Konstruktion des Kreuzes 2e moitié du XVIe siècle (≈ 1650)
Geschätzte Bauzeit des Denkmals.
17 février 1906
MH-Klassifikation
MH-Klassifikation 17 février 1906 (≈ 1906)
Schutzordnung für historische Denkmäler.
Aujourd'hui
Aujourd'hui
Aujourd'hui Aujourd'hui (≈ 2025)
Position de référence.
Kulturgüter
Kreuz in blaugrauem Trachyt aus dem späten 16. Jahrhundert: auf Bestellung vom 17. Februar 1906
Kennzahlen
Paule - Verdächtige Spender
Erwähnt durch die Unterzeichnung * "PAULE ME FECIT".
Ursprung und Geschichte
Das Kreuz von Saint-Front ist ein monumentales Kreuz, das in der gleichnamigen Gemeinde in Haute-Loire im Herzen der Region Auvergne-Rhône-Alpes errichtet wurde. Aus der zweiten Hälfte des 16. Jahrhunderts, zeichnet es sich durch seine Konstruktion in blauem grauem Trachyt, einem lokalen Vulkanstein. Auf dem Kirchplatz installiert, ruht es auf einer quadratischen Basis mit zwei Stufen, oben von einem wurde mit Skulpturen verziert, die biblische Charaktere (der Baum des Guten und Bösen, eine Jungfrau, Heiliger Johannes) und eine lateinische Widmung: "PAUL ME FECIT", die seine Verwirklichung einem Spender namens Paule. Der runde Abschnitt des Krusillons hat auf der einen Seite eine Christuskronendorne und auf der anderen Seite eine Jungfrau dem Kind, mit einer doppelten ionischen Flöte an seiner Basis.
Als historisches Denkmal mit Dekret vom 17. Februar 1906 eingestuft, zeigt dieses Kreuz die späte Renaissance religiöse Kunst in Velay. Seine Ikonographie, die Kombination christlicher Symbole und dekorativer Elemente, spiegelt die künstlerischen Einflüsse der Zeit wider, während sie als Identitätsmarker für die lokale Gemeinschaft dient. Die Erwähnung des Spenders schlägt private Finanzierung vor, die für fromme Werke dieser Zeit üblich ist, wo lokale Eliten zur Verschönerung öffentlicher und heiliger Räume beigetragen haben.
Das Denkmal ist Teil eines historischen Kontexts, der durch die Religionskriege (1562–1598) gekennzeichnet ist, in dem die Haute-Loire, eine Region mit der Mehrheit der Katholiken, eine Verbreitung von religiösen Kreuzen und Gebäuden als Glaubensbekenntnis sah. Seine Lage vor der Kirche betont seine Rolle sowohl spirituell als auch sozial und dient als Treffpunkt für die Gläubigen. Die verwendeten Materialien, typisch für die Velay, und die verwendeten skulpturalen Techniken, bezeugen das Know-how der lokalen Handwerker, während der kulturelle Austausch mit anderen französischen oder italienischen Regionen, vor allem aus ionischen Gründen.
Heute im Besitz der Gemeinde Saint-Front, das Kreuz bleibt ein materielles Zeugnis der religiösen und künstlerischen Geschichte des Territoriums.
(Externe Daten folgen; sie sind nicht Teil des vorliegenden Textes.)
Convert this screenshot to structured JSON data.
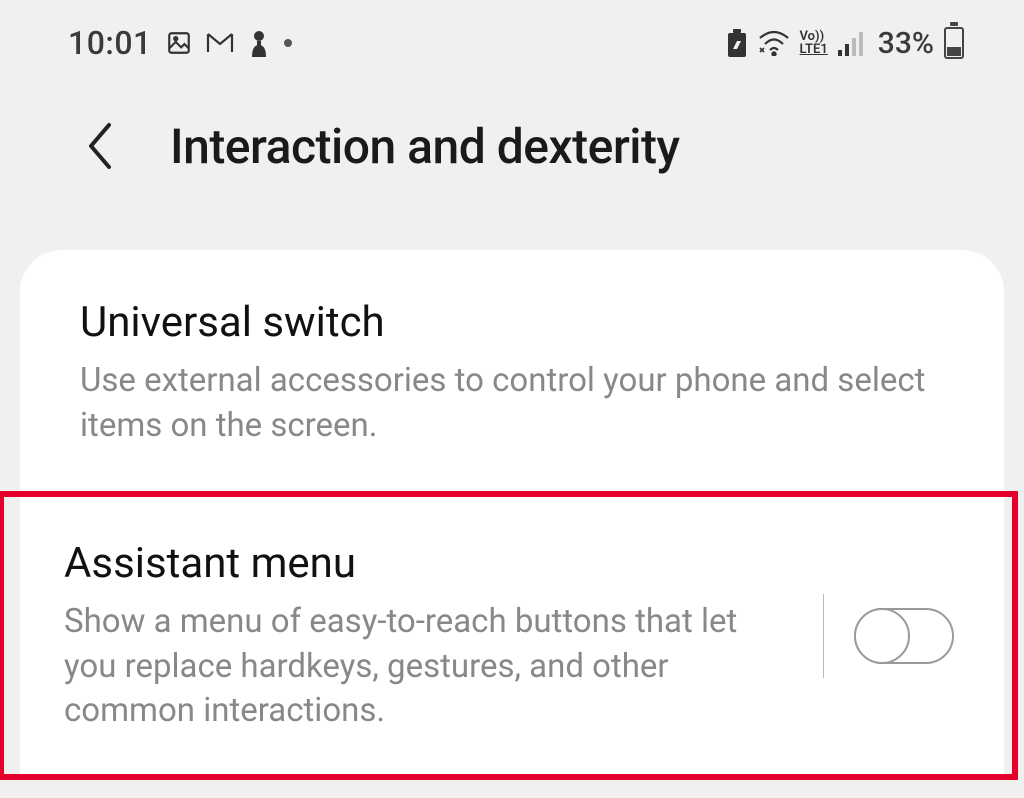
{
  "status": {
    "time": "10:01",
    "lte_line1": "Vo))",
    "lte_line2": "LTE1",
    "battery_pct": "33%"
  },
  "header": {
    "title": "Interaction and dexterity"
  },
  "settings": {
    "universal_switch": {
      "title": "Universal switch",
      "desc": "Use external accessories to control your phone and select items on the screen."
    },
    "assistant_menu": {
      "title": "Assistant menu",
      "desc": "Show a menu of easy-to-reach buttons that let you replace hardkeys, gestures, and other common interactions.",
      "toggle_on": false
    }
  }
}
Sein Erhaltungszustand und seine Lage (10 Chemin de Charigou) werden für Kunsthistoriker untersucht, während sein Schutz als historische Denkmäler seine Erhaltung garantiert. Die verfügbaren Quellen, einschließlich der Arbeit von Jean Chaize an den Velay-Kreuzen (1981), unterstreichen ihre Bedeutung im regionalen Erbe, neben anderen in Haute-Loire klassifizierten Gebäuden.